Slide 14 - Diapositive

zelfstandig werken
Schrijf van elke zin het werkwoordelijk gezegde op. 
a. In mijn vrije tijd ben ik vaak aan het internetten.
b. Tijdens de les zit ik vaak stiekem te kijken op mijn telefoon.
c. Ondertussen ben ik dan wel naar de leraar aan het luisteren.
d. Soms vergeet ik het geluid van mijn telefoon te dempen.
e.
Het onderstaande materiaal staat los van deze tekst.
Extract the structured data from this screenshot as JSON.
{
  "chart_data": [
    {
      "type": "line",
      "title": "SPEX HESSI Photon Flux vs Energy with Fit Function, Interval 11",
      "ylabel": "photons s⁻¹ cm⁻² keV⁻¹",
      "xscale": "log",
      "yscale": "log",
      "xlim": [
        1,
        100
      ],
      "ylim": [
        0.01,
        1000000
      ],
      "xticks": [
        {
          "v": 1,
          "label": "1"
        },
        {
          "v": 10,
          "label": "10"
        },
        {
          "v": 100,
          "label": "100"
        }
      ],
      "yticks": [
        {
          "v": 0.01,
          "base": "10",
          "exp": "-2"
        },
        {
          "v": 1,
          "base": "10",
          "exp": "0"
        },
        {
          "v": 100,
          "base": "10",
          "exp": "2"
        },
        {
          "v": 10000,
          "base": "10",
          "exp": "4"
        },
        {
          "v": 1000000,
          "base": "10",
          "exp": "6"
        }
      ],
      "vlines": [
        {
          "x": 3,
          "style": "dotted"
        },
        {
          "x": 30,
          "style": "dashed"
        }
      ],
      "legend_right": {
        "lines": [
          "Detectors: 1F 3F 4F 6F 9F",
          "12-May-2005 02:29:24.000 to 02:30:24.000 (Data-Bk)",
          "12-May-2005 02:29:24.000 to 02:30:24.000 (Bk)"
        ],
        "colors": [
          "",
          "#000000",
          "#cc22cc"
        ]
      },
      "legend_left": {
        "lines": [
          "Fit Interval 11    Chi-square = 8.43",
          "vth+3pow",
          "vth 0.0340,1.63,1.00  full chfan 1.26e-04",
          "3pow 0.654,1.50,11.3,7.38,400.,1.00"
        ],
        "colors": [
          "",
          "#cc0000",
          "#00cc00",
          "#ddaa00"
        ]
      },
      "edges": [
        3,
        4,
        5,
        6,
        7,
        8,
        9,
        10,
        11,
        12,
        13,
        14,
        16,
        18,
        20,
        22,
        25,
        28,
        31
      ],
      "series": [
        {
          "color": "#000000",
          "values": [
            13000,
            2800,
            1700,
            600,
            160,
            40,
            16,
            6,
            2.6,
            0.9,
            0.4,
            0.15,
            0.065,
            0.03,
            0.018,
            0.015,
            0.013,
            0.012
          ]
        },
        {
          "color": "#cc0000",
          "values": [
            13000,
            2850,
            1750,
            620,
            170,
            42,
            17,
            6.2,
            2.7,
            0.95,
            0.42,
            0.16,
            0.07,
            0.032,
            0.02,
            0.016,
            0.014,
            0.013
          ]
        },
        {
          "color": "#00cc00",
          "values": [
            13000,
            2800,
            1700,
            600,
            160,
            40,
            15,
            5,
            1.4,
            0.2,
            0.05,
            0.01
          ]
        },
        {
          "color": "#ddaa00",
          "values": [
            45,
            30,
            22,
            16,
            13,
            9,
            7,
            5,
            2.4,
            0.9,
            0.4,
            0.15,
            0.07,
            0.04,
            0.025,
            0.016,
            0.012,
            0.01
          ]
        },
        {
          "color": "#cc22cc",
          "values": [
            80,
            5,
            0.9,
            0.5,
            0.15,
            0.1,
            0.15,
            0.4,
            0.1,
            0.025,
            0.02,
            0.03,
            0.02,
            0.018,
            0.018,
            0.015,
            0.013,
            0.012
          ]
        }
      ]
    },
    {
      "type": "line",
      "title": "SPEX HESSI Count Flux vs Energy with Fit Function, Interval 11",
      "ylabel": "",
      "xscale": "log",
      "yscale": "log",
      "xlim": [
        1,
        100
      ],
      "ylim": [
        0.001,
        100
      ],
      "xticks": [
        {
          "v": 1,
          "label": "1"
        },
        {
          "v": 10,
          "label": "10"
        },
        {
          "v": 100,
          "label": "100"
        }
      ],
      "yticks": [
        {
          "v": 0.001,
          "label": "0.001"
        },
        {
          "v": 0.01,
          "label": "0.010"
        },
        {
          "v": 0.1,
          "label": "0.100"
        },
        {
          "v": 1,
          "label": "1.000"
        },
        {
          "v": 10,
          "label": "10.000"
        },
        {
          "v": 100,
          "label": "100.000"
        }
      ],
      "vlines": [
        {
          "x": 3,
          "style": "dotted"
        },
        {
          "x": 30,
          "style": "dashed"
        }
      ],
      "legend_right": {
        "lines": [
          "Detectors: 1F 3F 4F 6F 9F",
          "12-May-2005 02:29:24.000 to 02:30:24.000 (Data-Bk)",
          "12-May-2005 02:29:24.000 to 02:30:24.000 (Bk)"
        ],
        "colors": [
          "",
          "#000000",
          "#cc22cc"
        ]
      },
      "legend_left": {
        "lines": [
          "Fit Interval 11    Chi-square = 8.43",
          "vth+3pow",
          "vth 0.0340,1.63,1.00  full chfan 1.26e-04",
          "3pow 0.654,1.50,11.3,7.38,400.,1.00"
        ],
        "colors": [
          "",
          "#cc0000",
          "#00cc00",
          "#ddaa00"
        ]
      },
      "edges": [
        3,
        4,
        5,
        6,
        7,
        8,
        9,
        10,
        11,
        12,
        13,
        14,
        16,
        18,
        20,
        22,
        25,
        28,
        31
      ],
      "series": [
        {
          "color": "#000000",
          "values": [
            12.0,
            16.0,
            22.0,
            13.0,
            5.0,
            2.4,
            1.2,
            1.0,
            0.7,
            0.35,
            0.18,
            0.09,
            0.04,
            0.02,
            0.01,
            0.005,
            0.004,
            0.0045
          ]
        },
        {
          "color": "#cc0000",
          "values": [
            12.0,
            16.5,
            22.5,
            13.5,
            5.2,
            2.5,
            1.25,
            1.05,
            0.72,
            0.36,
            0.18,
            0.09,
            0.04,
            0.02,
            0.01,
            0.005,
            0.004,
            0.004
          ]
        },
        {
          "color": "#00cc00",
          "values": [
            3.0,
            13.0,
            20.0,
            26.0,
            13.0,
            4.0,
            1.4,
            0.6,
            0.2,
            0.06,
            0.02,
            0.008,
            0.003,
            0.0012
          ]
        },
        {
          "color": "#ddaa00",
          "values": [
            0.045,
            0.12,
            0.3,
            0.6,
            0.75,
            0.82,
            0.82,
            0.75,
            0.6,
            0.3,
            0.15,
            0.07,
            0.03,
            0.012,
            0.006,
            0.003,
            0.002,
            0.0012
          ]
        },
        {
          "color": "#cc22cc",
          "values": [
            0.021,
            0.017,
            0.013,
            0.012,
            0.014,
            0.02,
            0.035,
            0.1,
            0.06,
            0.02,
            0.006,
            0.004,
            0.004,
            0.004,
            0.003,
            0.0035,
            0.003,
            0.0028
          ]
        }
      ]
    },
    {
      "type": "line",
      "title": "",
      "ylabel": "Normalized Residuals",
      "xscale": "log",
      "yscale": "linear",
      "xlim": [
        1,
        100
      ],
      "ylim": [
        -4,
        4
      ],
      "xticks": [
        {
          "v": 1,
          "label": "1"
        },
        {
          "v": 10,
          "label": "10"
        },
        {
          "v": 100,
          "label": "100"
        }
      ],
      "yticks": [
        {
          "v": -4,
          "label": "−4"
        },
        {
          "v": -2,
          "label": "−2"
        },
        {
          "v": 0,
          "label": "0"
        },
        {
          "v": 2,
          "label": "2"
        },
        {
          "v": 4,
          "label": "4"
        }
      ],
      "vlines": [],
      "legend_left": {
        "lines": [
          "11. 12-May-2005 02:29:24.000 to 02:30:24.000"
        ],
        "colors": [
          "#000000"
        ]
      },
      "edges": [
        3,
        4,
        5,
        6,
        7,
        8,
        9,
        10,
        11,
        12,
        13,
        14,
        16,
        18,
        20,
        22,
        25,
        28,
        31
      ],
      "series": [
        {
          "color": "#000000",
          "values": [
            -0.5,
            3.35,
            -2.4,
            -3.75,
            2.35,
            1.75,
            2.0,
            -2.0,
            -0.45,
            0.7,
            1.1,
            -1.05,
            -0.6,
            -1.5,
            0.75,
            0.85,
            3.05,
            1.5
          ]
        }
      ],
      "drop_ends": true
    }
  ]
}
Tijdens dit proefwerk ben jij hopelijk niet met je telefoon aan het spelen!

timer
5:00

Slide 15 - Diapositive

wederkerend werkwoord
wederkerend werkwoord:
Voor het infinitief staat het woordje 'zich'.
Het woordje 'zich' past zich aan aan het onderwerp.
vb.  zich vergissen / zich schamen

  • Zich (of een vorm daarvan)  
       hoort bij het werkwoordelijk gezegde.
       Ik schaam me niet voor de rommel.

ik schaam me
jij schaamt je
u schaamt u/zich
hij schaamt zich
wij schamen ons
jullie schamen je
zij schamen zich

Slide 16 - Diapositive

opdracht
Maak opdracht 2 over het wederkerend werkwoord.


timer
2:30

Slide 17 - Diapositive

zelfstandig werken
In welke zinnen zit een werkwoordelijk gezegde met een wederkerend werkwoord? 
1. De zangeres had zich beschermd tegen opdringerige fans.
2. Ik kan me ook niet altijd inhouden tijdens haar concerten.
3. Tijdens concerten dans ik de benen uit mijn lijf.
4. De diepe bassen in haar muziek en haar hele optreden raken me diep.
5. Laatst gooiden we een pluchen beest op het podium.
6. Mijn vriendin en ik voelden ons supergoed.
7. Hopelijk heeft ze zich met onze knuffel genesteld op de bank.

timer
5:00

Slide 18 - Diapositive


Ik stond vanmorgen vroeg op.

wg?

Slide 19 - Question ouverte


In de badkamer stond ik mijn tanden te poetsen.

wg?

Slide 20 - Question ouverte


Daarvoor was ik aan het eten.

wg?

Slide 21 - Question ouverte


Ik erger me aan hem.

wg?

Slide 22 - Question ouverte

afsluiting
Je kan de persoonsvorm benoemen in een zin.
Je kan het werkwoordelijke gezegde benoemen in een zin.




Slide 23 - Diapositive

Ik kan de persoonsvorm benoemen in een zin.
😒🙁😐🙂😃

Slide 24 - Sondage

Ik kan vier uitzonderingen noemen waar ik op moet letten bij het benoemen van het werkwoordelijk gezegde.